Buying and Selling Simultaneously
The biggest mental hurdle facing newcomers to currencies, especially traders familiar with other markets, is getting their head around the idea that each currency trade consists of a simultaneous purchase and sale. In the stock market, for instance, if you buy 100 shares of Google, you own 100 shares and hope to see the price go up. When you want to exit that position, you simply sell what you bought earlier. Easy, right?
But in currencies, the purchase of one currency involves the simultaneous sale of another currency. This is the exchange in foreign exchange. To put it another way, if you’re looking for the dollar to go higher, the question is “Higher against what?”
The answer is another currency. In relative terms, if the dollar goes up against another currency, that other currency also has gone down against the dollar.
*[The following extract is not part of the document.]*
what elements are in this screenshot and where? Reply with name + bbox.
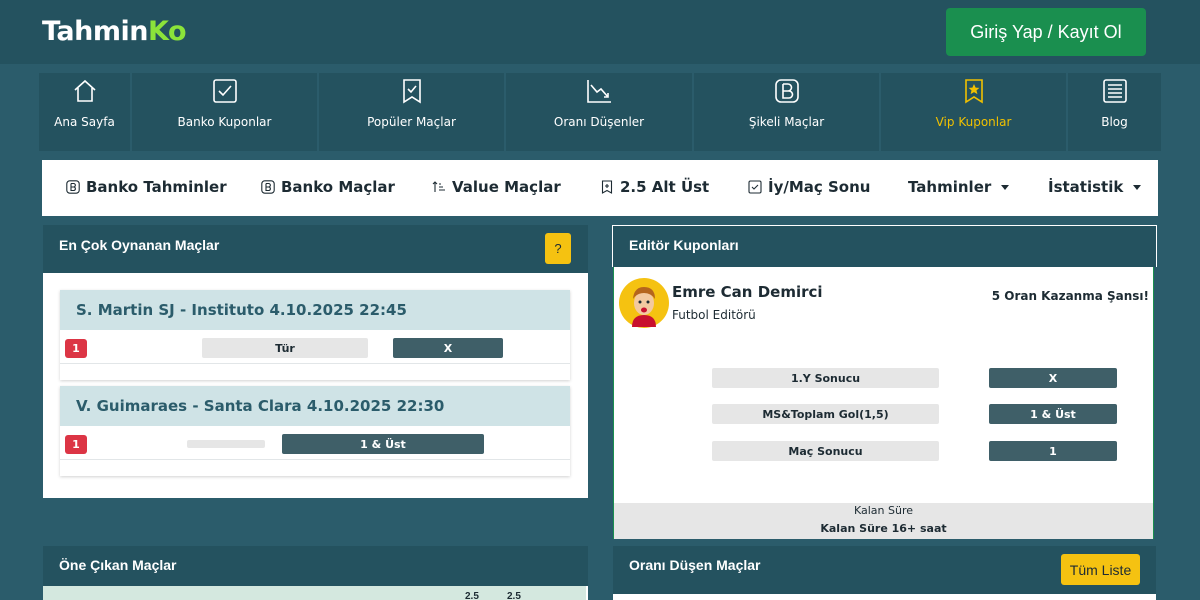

To think of it in stock market terms, when you buy a stock, you’re selling cash, and when you sell a stock, you’re buying cash.
Currencies come in pairs
To make matters easier, forex markets refer to trading currencies by pairs, with names that combine the two different currencies being traded, or “exchanged,” against each other. Additionally, forex markets have given most currency pairs nicknames or abbreviations, which reference the pair and not necessarily the individual currencies involved.
Major currency pairs
The major currency pairs all involve the U.S. dollar on one side of the deal. The designations of the major currencies are expressed using International Standardization Organization (ISO) codes for each currency. Table 2-1 lists the most frequently traded currency pairs, what they’re called in conventional terms, and what nicknames the market has given them.
Major cross-currency pairs
Although the vast majority of currency trading takes place in the dollar pairs, cross-currency pairs serve as an alternative to always trading the U.S. dollar. A cross-currency pair, or cross or crosses for short, is any currency pair that does not include the U.S. dollar. Cross rates are derived from the respective USD pairs but are quoted independently.
Crosses enable traders to more directly target trades to specific individual currencies to take advantage of news or events. For example, your analysis may suggest that the Japanese yen has the worst prospects of all the major currencies going forward, based on interest rates or the economic outlook. To take advantage of this, you’d be looking to sell JPY, but against which other currency? You consider the USD, potentially
buying USD/JPY (buying USD/selling JPY) but then you conclude that the USD’s prospects are not much better than the JPY’s. Further research on your part may point to another currency that has a much better outlook (such as high or rising interest rates or signs of a strengthening economy), say the Australian dollar (AUD). In this example, you would then be looking to buy the AUD/JPY cross (buying AUD/selling JPY) to
target your view that AUD has the best prospects among major currencies and the JPY the worst.
The most actively traded crosses focus on the three major non- USD currencies (namely EUR, JPY, and GBP) and are referred to as euro crosses, yen crosses, and sterling crosses.
The long and the short of it
Forex markets use the same terms to express market positioning as most other financial markets. But because currency trading involves simultaneous buying and selling, being clear on the terms helps — especially if you’re totally new to financial market trading.
Going long
No, we’re not talking about running out deep for a football pass. A long position, or simply a long, refers to a market position in which you’ve bought a security. In FX, it refers to having bought a currency pair. When you’re long, you’re looking for prices to move higher, so you can sell at a higher price than where you bought. When you want to close a long position, you have to sell what you bought. If you’re buying at multiple price levels, you’re adding to longs and getting longer.
Getting short
A short position, or simply a short, refers to a market position in which you’ve sold a security that you never owned. In the stock market, selling a stock short requires borrowing the stock (and paying a fee to the lending brokerage) so you can sell it. In forex markets, it means you’ve sold a currency pair, meaning you’ve
sold the base currency and bought the counter currency. So you’re still making an exchange, just in the opposite order and according to currency-pair quoting terms. When you’ve sold a currency pair, it’s called going short or getting short and it means you’re looking for the pair’s price to move lower so you can buy it back at a profit. If you sell at various price levels, you’re adding to shorts and getting shorter.
In currency trading, going short is as common as going long. “Selling high and buying low” is a standard currency trading strategy.
Currency pair rates reflect relative values between two currencies and not an absolute price of a single stock or commodity. Because currencies can fall or rise relative to each other, both in medium and long-term trends and minute-tominute fluctuations, currency pair prices are as likely to be going down at any moment as they are up. To take advantage of such moves, forex traders routinely use short positions to exploit falling currency prices. Traders from other markets may feel uncomfortable with short selling, but it’s just something you have to get your head around.
Squaring up
Having no position in the market is called being square or flat. If you have an open position and you want to close it, it’s called squaring up. If you’re short, you need to buy to square up. If you’re long, you need to sell to go flat. The only time you have no market exposure or financial risk is when you’re square.